Template-Based Generic Reduction
A reusable reduction that works with any associative operator:
template <typename T, typename Op>
__device__ T warp_reduce(T val, Op op) {
for (int offset = 16; offset > 0; offset >>= 1) {
T other = __shfl_down_sync(0xffffffff, val, offset);
val = op(val, other);
}
return val;
}
template <typename T, typename Op>
__global__ void generic_reduce(const T* __restrict__ data,
T* result, int n, Op op, T identity) {
int tid = threadIdx.x;
int idx = blockIdx.x * blockDim.x + threadIdx.x;
int stride = blockDim.x * gridDim.x;
T acc = identity;
for (int i = idx; i < n; i += stride) {
acc = op(acc, data[i]);
}
acc = warp_reduce(acc, op);
__shared__ T warp_results[32];
int warp_id = tid / 32;
int lane = tid % 32;
if (lane == 0) warp_results[warp_id] = acc;
__syncthreads();
if (warp_id == 0) {
acc = (lane < blockDim.x / 32) ? warp_results[lane] : identity;
acc = warp_reduce(acc, op);
if (lane == 0) atomicAdd(result, acc); // Only works for sum
}
}
// Usage:
struct MaxOp {
__device__ float operator()(float a, float b) { return fmaxf(a, b); }
};
struct SumOp {
__device__ float operator()(float a, float b) { return a + b; }
};
// generic_reduce<<<grid, block>>>(d_data, d_result, n, SumOp{}, 0.0f);
// generic_reduce<<<grid, block>>>(d_data, d_result, n, MaxOp{}, -INFINITY);
Summary
Parallel reduction on CUDA progresses through clear optimization levels: (1) sequential addressing eliminates divergence, (2) first-add-during-load doubles elements per block, (3) warp shuffle replaces shared memory for the final 32 threads, (4) grid-stride loops with vectorized loads maximize memory bandwidth.

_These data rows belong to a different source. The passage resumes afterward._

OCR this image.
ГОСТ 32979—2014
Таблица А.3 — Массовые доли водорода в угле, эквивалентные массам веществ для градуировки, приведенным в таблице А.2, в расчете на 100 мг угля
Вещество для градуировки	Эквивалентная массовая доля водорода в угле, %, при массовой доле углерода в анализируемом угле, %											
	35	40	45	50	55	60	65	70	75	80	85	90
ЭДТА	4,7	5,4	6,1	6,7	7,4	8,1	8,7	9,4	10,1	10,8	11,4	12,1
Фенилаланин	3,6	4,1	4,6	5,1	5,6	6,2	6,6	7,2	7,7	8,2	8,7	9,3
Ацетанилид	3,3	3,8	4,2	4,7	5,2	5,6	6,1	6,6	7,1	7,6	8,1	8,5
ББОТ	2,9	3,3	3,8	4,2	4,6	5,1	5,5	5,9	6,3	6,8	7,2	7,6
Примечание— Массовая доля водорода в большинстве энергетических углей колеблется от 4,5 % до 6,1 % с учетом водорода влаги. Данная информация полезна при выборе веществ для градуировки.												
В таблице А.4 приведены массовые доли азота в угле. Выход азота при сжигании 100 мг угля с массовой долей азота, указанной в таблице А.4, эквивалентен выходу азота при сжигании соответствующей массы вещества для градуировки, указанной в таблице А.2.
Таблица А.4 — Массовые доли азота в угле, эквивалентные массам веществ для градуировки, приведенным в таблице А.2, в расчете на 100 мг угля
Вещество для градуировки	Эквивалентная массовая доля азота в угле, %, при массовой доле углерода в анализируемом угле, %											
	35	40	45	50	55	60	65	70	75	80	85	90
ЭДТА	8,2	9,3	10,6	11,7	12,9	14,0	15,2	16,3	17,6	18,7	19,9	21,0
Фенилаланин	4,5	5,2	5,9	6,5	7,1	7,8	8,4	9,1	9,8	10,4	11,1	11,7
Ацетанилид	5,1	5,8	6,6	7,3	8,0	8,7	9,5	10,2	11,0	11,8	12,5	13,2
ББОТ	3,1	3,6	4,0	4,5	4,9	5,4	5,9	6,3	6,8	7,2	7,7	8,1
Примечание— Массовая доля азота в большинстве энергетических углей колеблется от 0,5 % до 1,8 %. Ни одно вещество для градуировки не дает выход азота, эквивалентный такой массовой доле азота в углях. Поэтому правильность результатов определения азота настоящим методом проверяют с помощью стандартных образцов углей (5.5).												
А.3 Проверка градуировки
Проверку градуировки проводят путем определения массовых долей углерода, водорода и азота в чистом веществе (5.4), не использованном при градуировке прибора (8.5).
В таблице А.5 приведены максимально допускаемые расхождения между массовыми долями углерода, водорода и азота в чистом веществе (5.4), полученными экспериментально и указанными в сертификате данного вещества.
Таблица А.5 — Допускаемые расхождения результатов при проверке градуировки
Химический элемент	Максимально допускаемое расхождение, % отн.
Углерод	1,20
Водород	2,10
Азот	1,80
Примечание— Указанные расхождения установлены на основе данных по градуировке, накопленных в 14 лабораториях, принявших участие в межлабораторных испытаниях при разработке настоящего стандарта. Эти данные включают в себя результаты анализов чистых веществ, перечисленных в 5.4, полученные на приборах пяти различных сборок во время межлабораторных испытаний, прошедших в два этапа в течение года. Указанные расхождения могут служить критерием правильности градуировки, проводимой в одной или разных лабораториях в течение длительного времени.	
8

The fully optimized version reaches 88-93% of peak memory bandwidth because reduction is entirely memory-bound — the computation (one addition per loaded element) is trivial compared to the data movement. For histograms, per-warp privatization reduces atomic contention by orders of magnitude. In production, CUB provides auto-tuned implementations; write custom reductions when fusing with other operations.